Macro-News round-up:
#MarketNews
After last week’s close, we saw a dollar weakening again despite the strong bullish behaviour of the previous days. Of course, all other assets adapted accordingly to this movement. Demand for bonds, for example, increased again, assuming a decline in long-term interest rates. Longer-dated US Treasury yields decreased. 10Y UST rates dropped to 4.248%, down 7.3bp. Only 2.2bps was lost by 2Y yields. The EURUSD held steady at just above 1.08.
The euro also recovered against the dollar and ended the week at levels over 1.08 EURUSD.
The stock markets seem to have regained their bullish tone after the scare of the US inflation rebound that triggered the sell-off. calm is returning to the markets, at least for the time being.
The SP500 is back above 5,000 points on a bullish course, the Nasdaq100 is approaching 18,000 points and the Dax40 in Europe is already above 17,400 points.
On Friday we shared on our ATFX Connect social networks the comments made in the morning by various European Central Bank officials. In them, the prevailing stance was to hold back on interest rate cuts and wait patiently for the right time to do so. Nagel: “ECB must stay the course to beat inflation”. “I see no circumstances for the ECB to cut before the Fed” said Holzmann.
We also recall at the end of the week, unemployment claims released by the US on Thursday, continued to fall. The data continues to show a strong US labour market that does not justify an immediate rate cut, and this is the main internal debate that the Fed has. If the unemployment rate does not increase, wages will not adjust downwards, and core inflation via services will not be reduced either. They need a weak labour market to be sure that the rate cut will not create inflationary problems.
Geopolitics: two interesting news items of note over the weekend.

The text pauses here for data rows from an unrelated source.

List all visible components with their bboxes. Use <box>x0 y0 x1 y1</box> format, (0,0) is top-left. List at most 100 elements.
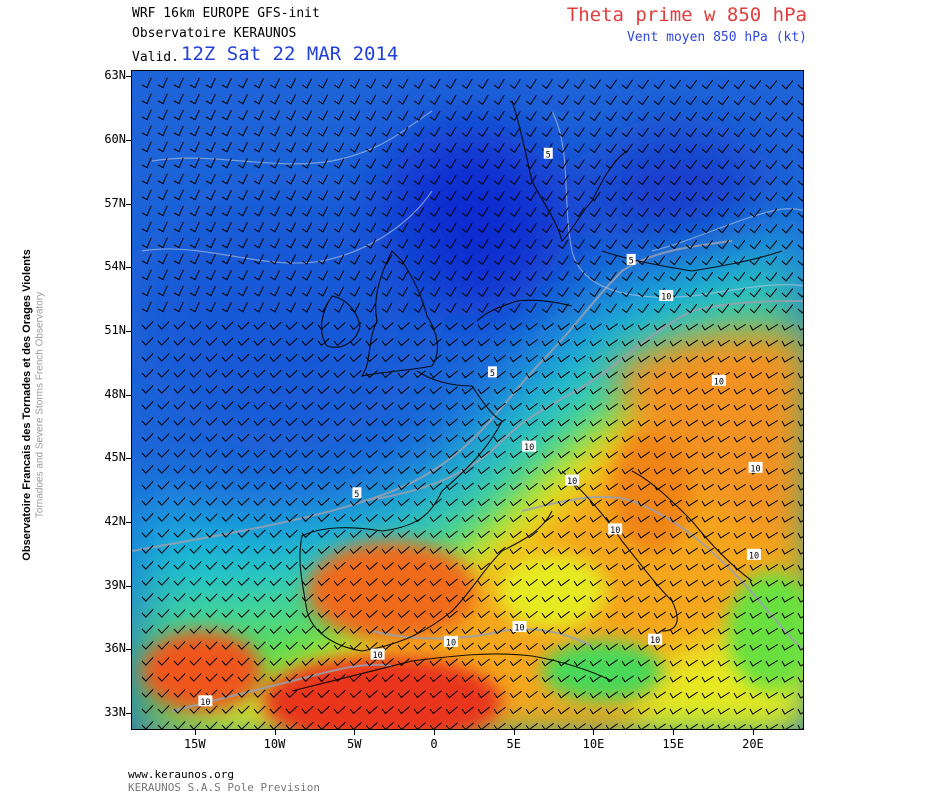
wind-barb <box>669 675 682 683</box>
wind-barb <box>173 513 186 522</box>
wind-barb <box>237 561 250 571</box>
lat-tick <box>126 203 131 205</box>
wind-barb <box>301 286 313 297</box>
wind-barb <box>205 401 218 410</box>
wind-barb <box>205 673 218 682</box>
wind-barb <box>333 353 346 363</box>
wind-barb <box>237 465 250 475</box>
wind-barb <box>349 417 362 427</box>
wind-barb <box>781 288 794 298</box>
wind-barb <box>493 610 506 619</box>
wind-barb <box>653 159 665 170</box>
wind-barb <box>205 205 216 217</box>
wind-barb <box>669 467 682 475</box>
wind-barb <box>477 238 489 249</box>
wind-barb <box>733 176 746 186</box>
wind-barb <box>541 466 554 475</box>
wind-barb <box>381 706 394 715</box>
wind-barb <box>381 174 393 185</box>
wind-barb <box>253 158 265 169</box>
wind-barb <box>653 707 666 715</box>
wind-barb <box>781 420 794 427</box>
wind-barb <box>157 561 170 570</box>
wind-barb <box>445 434 458 443</box>
wind-barb <box>733 707 746 715</box>
wind-barb <box>205 449 218 458</box>
wind-barb <box>173 401 186 410</box>
wind-barb <box>381 286 393 297</box>
wind-barb <box>397 626 410 635</box>
wind-barb <box>173 173 184 185</box>
wind-barb <box>621 627 634 635</box>
wind-barb <box>349 110 361 121</box>
wind-barb <box>349 561 362 571</box>
wind-barb <box>653 515 666 523</box>
wind-barb <box>445 498 458 507</box>
lon-tick <box>194 730 196 735</box>
wind-barb <box>365 514 378 523</box>
wind-barb <box>557 643 570 651</box>
wind-barb <box>301 545 314 555</box>
wind-barb <box>701 127 714 138</box>
wind-barb <box>605 323 618 331</box>
wind-barb <box>381 206 393 217</box>
wind-barb <box>237 337 250 347</box>
wind-barb <box>173 157 184 169</box>
wind-barb <box>573 303 585 314</box>
wind-barb <box>477 482 490 491</box>
wind-barb <box>525 370 538 379</box>
wind-barb <box>461 562 474 571</box>
wind-barb <box>429 562 442 571</box>
wind-barb <box>237 285 248 297</box>
wind-barb <box>685 223 698 234</box>
wind-barb <box>653 271 665 282</box>
wind-barb <box>253 561 266 571</box>
wind-barb <box>381 402 394 411</box>
wind-barb <box>173 545 186 554</box>
wind-barb <box>621 271 633 282</box>
wind-barb <box>269 94 281 105</box>
wind-barb <box>349 609 362 619</box>
wind-barb <box>541 674 554 683</box>
wind-barb <box>573 451 586 459</box>
wind-barb <box>781 692 794 699</box>
coast-scandinavia <box>511 100 628 243</box>
wind-barb <box>189 237 200 249</box>
wind-barb <box>733 339 746 347</box>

The first is the Secretary General’s statement recognising Ukraine’s right to use Western-supplied F-16s to attack targets beyond its borders, i.e. Russian territory. This could lead to a significant escalation in the conflict, as one of Ukraine’s strategic problems is who will fly these F-16s. There is a possibility that they will be Western NATO pilots, and in such a case, if Russia responds to this attack, NATO aircraft with NATO pilots attacking Russia would be shot down.
France’s finance minister, Bruno Le Maire, the brilliant strategist who predicted he would “cause the collapse of the Russian economy,” says that in order to finance the future, Europe must “mobilise all the savings of Europeans” that “lie dormant in European bank accounts.”
He is suggesting the mobilisation of citizens’ private savings to finance causes such as climate change or artificial intelligence. The point is, instead of doing so through private investment, he seems to be suggesting a seizure of citizens’ assets. For these reasons, there has been a lot of criticism of his words from the financial sector. Perhaps a clue to what the European Union will be like once it has access to citizens’ savings via CBDC?